Большой дом, самое роскошное из всех частных жилищ в Риме, даже дал имя своему владельцу: в деловых записях тот значился как Домиций Перпена. Крыша целиком из обожжённой черепицы, с богато украшенным водосточным жёлобом по краю. Стены в парадных комнатах оштукатурены и расписаны на этрусский лад — отдалённое подражание грекам; Макро не мог разобрать, кто из богов где, и люди были нарисованы довольно нескладно. Крыша главного зала опускалась к середине, и через отверстие дождевая вода стекала в бассейн: отличный способ не тянуть длинные стропила. За это можно было простить даже невзрачные внутренние комнаты, где на изображения божеств и предков целый день садилась копоть от очага. Италики, привыкшие жить в лесу, жгли в огромных открытых очагах целые деревья, когда бережливому греку хватило бы маленькой жаровенки.
Но в общем дом был удобный, нельзя сказать, чтобы уродливый, и с его обитателями можно было общаться просвещённому человеку. Перпена, живой, язвительный, умный, видел мало хорошего в окружающем мире, но трудился ради будущего семьи, словно раб собственных детей. Его двое сыновей и две дочери, приятная, миловидная молодёжь, любили рассказы о чудесах Греции. Отца они слушались, только часто приводили в дом молодых людей с сомнительным прошлым.
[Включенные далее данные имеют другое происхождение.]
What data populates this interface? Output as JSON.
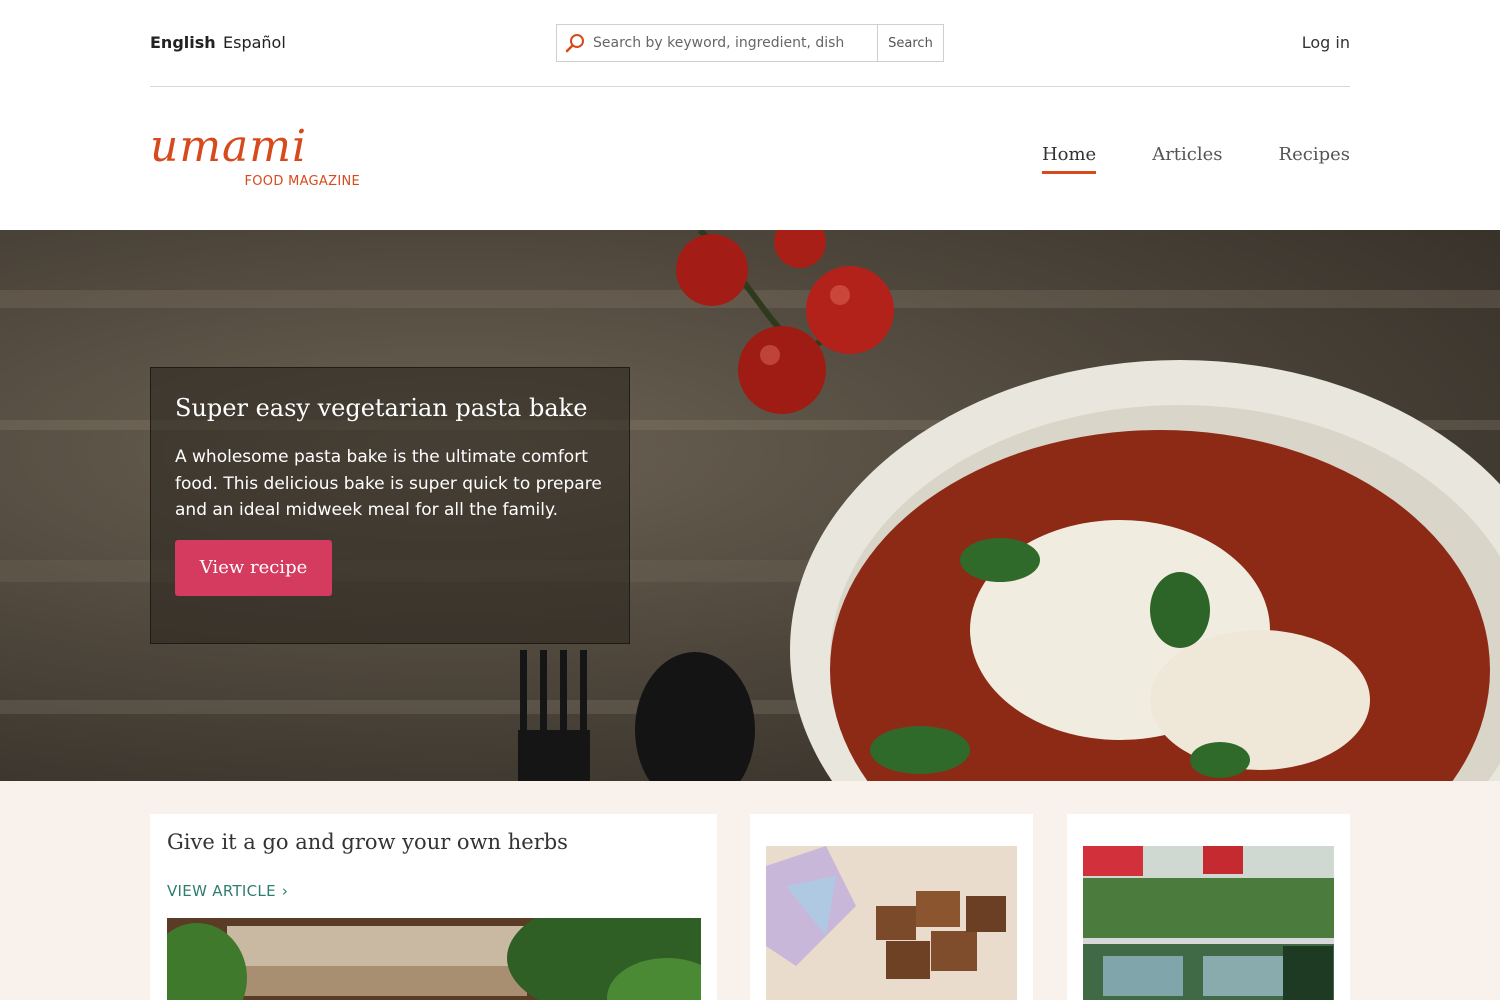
{
  "topbar": {
    "lang_english": "English",
    "lang_spanish": "Español",
    "search_placeholder": "Search by keyword, ingredient, dish",
    "search_button": "Search",
    "login": "Log in"
  },
  "logo": {
    "wordmark": "umami",
    "subtitle": "FOOD MAGAZINE"
  },
  "nav": {
    "items": [
      {
        "label": "Home",
        "active": true
      },
      {
        "label": "Articles",
        "active": false
      },
      {
        "label": "Recipes",
        "active": false
      }
    ]
  },
  "hero": {
    "title": "Super easy vegetarian pasta bake",
    "text": "A wholesome pasta bake is the ultimate comfort food. This delicious bake is super quick to prepare and an ideal midweek meal for all the family.",
    "button": "View recipe"
  },
  "cards": {
    "first": {
      "title": "Give it a go and grow your own herbs",
      "link": "VIEW ARTICLE"
    }
  },
  "colors": {
    "brand": "#d64a1e",
    "cta": "#d53a5f",
    "link": "#2f7d6f",
    "lower_bg": "#f8f1ec"
  },
  "icons": {
    "search": "search-icon",
    "chevron": "chevron-right-icon"
  }
}
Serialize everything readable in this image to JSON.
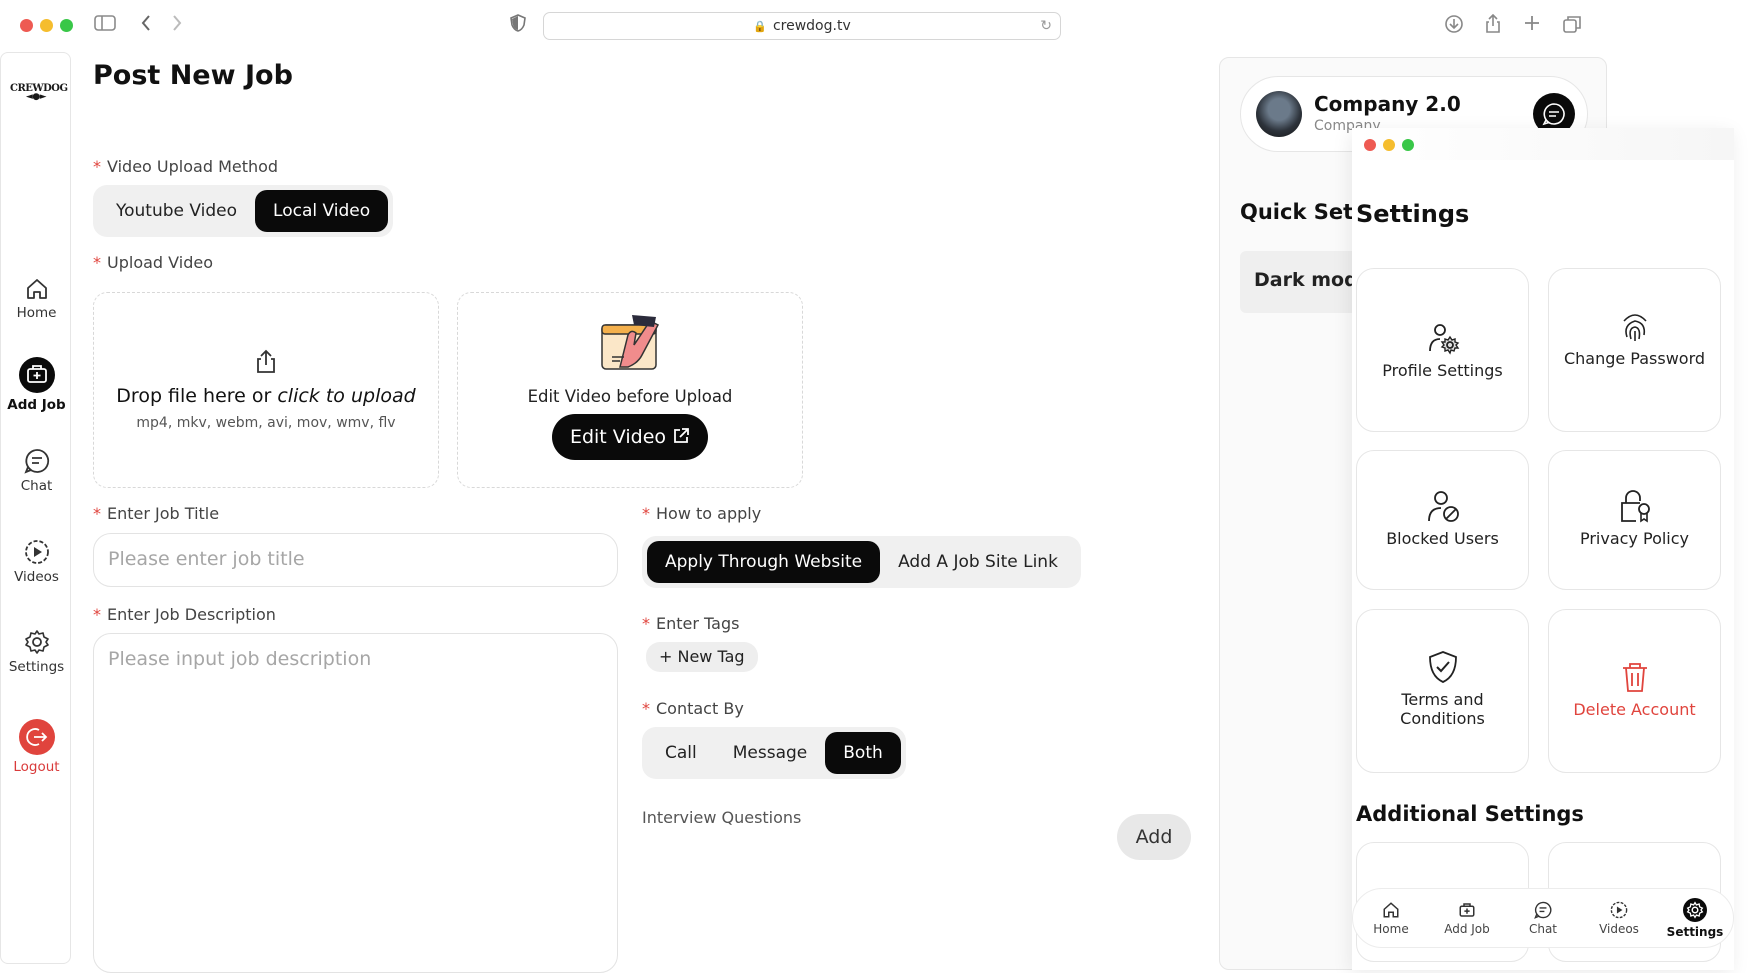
{
  "browser": {
    "url": "crewdog.tv"
  },
  "sidebar": {
    "logo_text": "CREWDOG",
    "items": [
      {
        "label": "Home",
        "icon": "home-icon"
      },
      {
        "label": "Add Job",
        "icon": "briefcase-plus-icon"
      },
      {
        "label": "Chat",
        "icon": "chat-icon"
      },
      {
        "label": "Videos",
        "icon": "play-circle-icon"
      },
      {
        "label": "Settings",
        "icon": "gear-icon"
      },
      {
        "label": "Logout",
        "icon": "logout-icon"
      }
    ],
    "active": "Add Job"
  },
  "form": {
    "page_title": "Post New Job",
    "video_method_label": "Video Upload Method",
    "video_method_options": [
      "Youtube Video",
      "Local Video"
    ],
    "video_method_selected": "Local Video",
    "upload_label": "Upload Video",
    "drop_text_prefix": "Drop file here or ",
    "drop_text_link": "click to upload",
    "drop_hint": "mp4, mkv, webm, avi, mov, wmv, flv",
    "edit_caption": "Edit Video before Upload",
    "edit_button": "Edit Video",
    "job_title_label": "Enter Job Title",
    "job_title_placeholder": "Please enter job title",
    "job_desc_label": "Enter Job Description",
    "job_desc_placeholder": "Please input job description",
    "how_to_apply_label": "How to apply",
    "how_to_apply_options": [
      "Apply Through Website",
      "Add A Job Site Link"
    ],
    "how_to_apply_selected": "Apply Through Website",
    "tags_label": "Enter Tags",
    "new_tag_button": "+ New Tag",
    "contact_label": "Contact By",
    "contact_options": [
      "Call",
      "Message",
      "Both"
    ],
    "contact_selected": "Both",
    "interview_label": "Interview Questions",
    "add_button": "Add"
  },
  "right_panel": {
    "company_name": "Company 2.0",
    "company_sub": "Company",
    "quick_settings_title": "Quick Setti",
    "dark_mode_label": "Dark mode"
  },
  "settings_overlay": {
    "title": "Settings",
    "cards": [
      {
        "label": "Profile Settings",
        "icon": "user-gear-icon"
      },
      {
        "label": "Change Password",
        "icon": "fingerprint-icon"
      },
      {
        "label": "Blocked Users",
        "icon": "user-blocked-icon"
      },
      {
        "label": "Privacy Policy",
        "icon": "lock-badge-icon"
      },
      {
        "label": "Terms and Conditions",
        "icon": "shield-check-icon"
      },
      {
        "label": "Delete Account",
        "icon": "trash-icon"
      }
    ],
    "additional_title": "Additional Settings",
    "bottom_nav": [
      "Home",
      "Add Job",
      "Chat",
      "Videos",
      "Settings"
    ],
    "bottom_nav_active": "Settings"
  },
  "colors": {
    "accent": "#0a0a0a",
    "danger": "#e0443d",
    "muted": "#a6a6a6"
  }
}
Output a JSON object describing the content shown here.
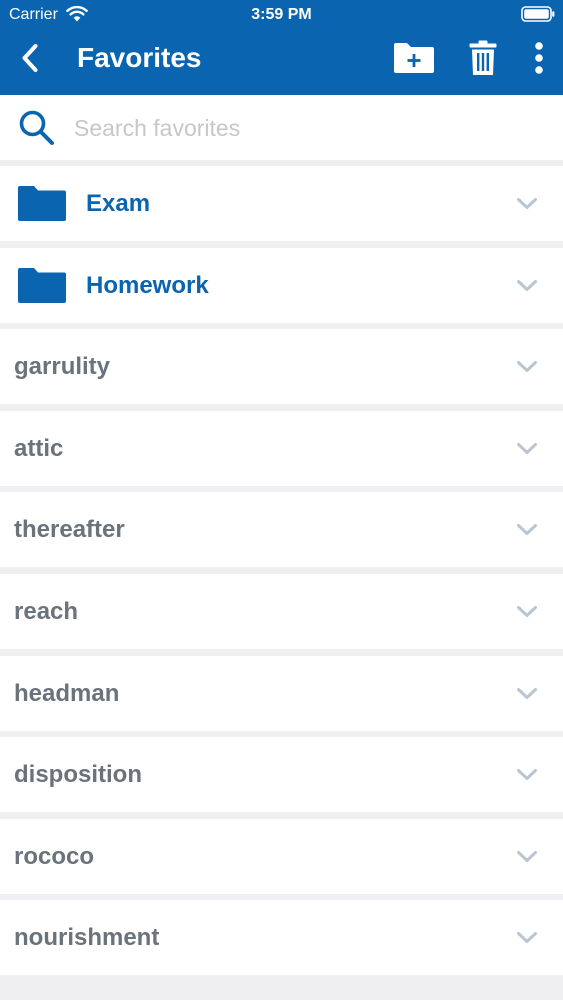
{
  "status_bar": {
    "carrier": "Carrier",
    "time": "3:59 PM",
    "icons": [
      "wifi-icon",
      "battery-icon"
    ]
  },
  "nav": {
    "title": "Favorites",
    "back_icon": "chevron-left-icon",
    "actions": [
      "new-folder-icon",
      "trash-icon",
      "more-vertical-icon"
    ]
  },
  "search": {
    "placeholder": "Search favorites",
    "value": "",
    "icon": "search-icon"
  },
  "folders": [
    {
      "label": "Exam",
      "icon": "folder-icon"
    },
    {
      "label": "Homework",
      "icon": "folder-icon"
    }
  ],
  "words": [
    {
      "label": "garrulity"
    },
    {
      "label": "attic"
    },
    {
      "label": "thereafter"
    },
    {
      "label": "reach"
    },
    {
      "label": "headman"
    },
    {
      "label": "disposition"
    },
    {
      "label": "rococo"
    },
    {
      "label": "nourishment"
    }
  ],
  "colors": {
    "header": "#0a64b0",
    "folder_accent": "#0a64b0",
    "word_text": "#6a737b",
    "chevron": "#b9c6d0",
    "background": "#efeff1",
    "search_placeholder": "#c4c7cb"
  }
}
Госпожа Вибенна, хозяйка этого обширного дома, была натурой более сложной. На первый взгляд казалось, что она всем довольна, привязана к своим детям, которые её обожают. Она ладила с мужем, и домашние рабы её не ненавидели. Но мысли её были далеко от Рима; она воспринимала жизнь рассеянно, как слушает хозяина кухарка, у которой тем временем пригорает обед. Оживала она лишь в Черной комнате, где был очаг: здесь при виде изображений богов в её взгляде загоралась ненависть. Макро побаивался Вибенны, но надеялся, что не подаёт ей повода для неприязни.
Постепенно он узнавал местных жителей. Честные, трудолюбивые люди, рачительные земледельцы, прилежные, хоть и без фантазии, ремесленники. Но не настоящие граждане в греческом смысле. Собственно, римлянами их можно было назвать лишь условно, едва ли хоть один так о себе думал.
Город стоял уже тридцать шесть лет, молодёжь здесь выросла и не знала другого дома, но кого ни спроси, почти любой ответил бы, что он латинян, сабинянин или этруск — ну и, конечно, римский гражданин впридачу. На вопросы о политике называли имя патрона. Но собственно народ и не управлял городом. Все вопросы, по которым голосовало собрание, задавал царь Ромул, он же на совещаниях с Сенатом заранее договаривался об ответах.
Но хотя Рим и не был республикой, он не был и вроде тех старых греческих городов, что до сих пор управляются царями. Ромул не пользовался почётом наследственного правителя, подданные жили не по законам предков и не по совету разума. Они слушались приказов своего военного вождя.
В сущности, Рим представлял собой разбойничий лагерь. Разбойники долго прожили на одном месте, обходились друг с другом честно и кормились земледелием, а не грабежами. Но всё равно они были разбойниками, и потому только подчинялись единоличному правителю, которого не выбирали, что покорность спасала их от мести негодующих соседей. Такое поселение вряд ли могло пережить своего основателя.
Глава 12. ЦАРЬ РОМУЛ
Получше узнав италийский язык, Макро пришёл к выводу, что римляне никогда не научатся управлять своим городом, как греки, хотя бы потому, что их язык слишком груб. На нём невозможно было выразить никакой сложной мысли, только простые чувства, чем римляне и занимались на каждом собрании.
С царём, разумеется, никто не спорил, но некоторые решения были Ромулу безразличны, а иногда, поддерживая самого царя, можно было пойти наперекор его прочим сторонникам. Любое собрание прямо-таки свидетельствовало, что Рим вот-вот развалится.
Отчасти, как постепенно понял Макро, это ощущение возникало из-за того, что граждане делились на два враждующих лагеря, два поколения с противоположными взглядами. Рим основали тридцать пять лет назад юноши, большинству из которых не было и двадцати. Сейчас им пятьдесят-шестьдесят, а их сыновьям лет по двадцать-тридцать. Но людей среднего возраста, чтобы заполнить пропасть между отцами и детьми, в городе почти не было.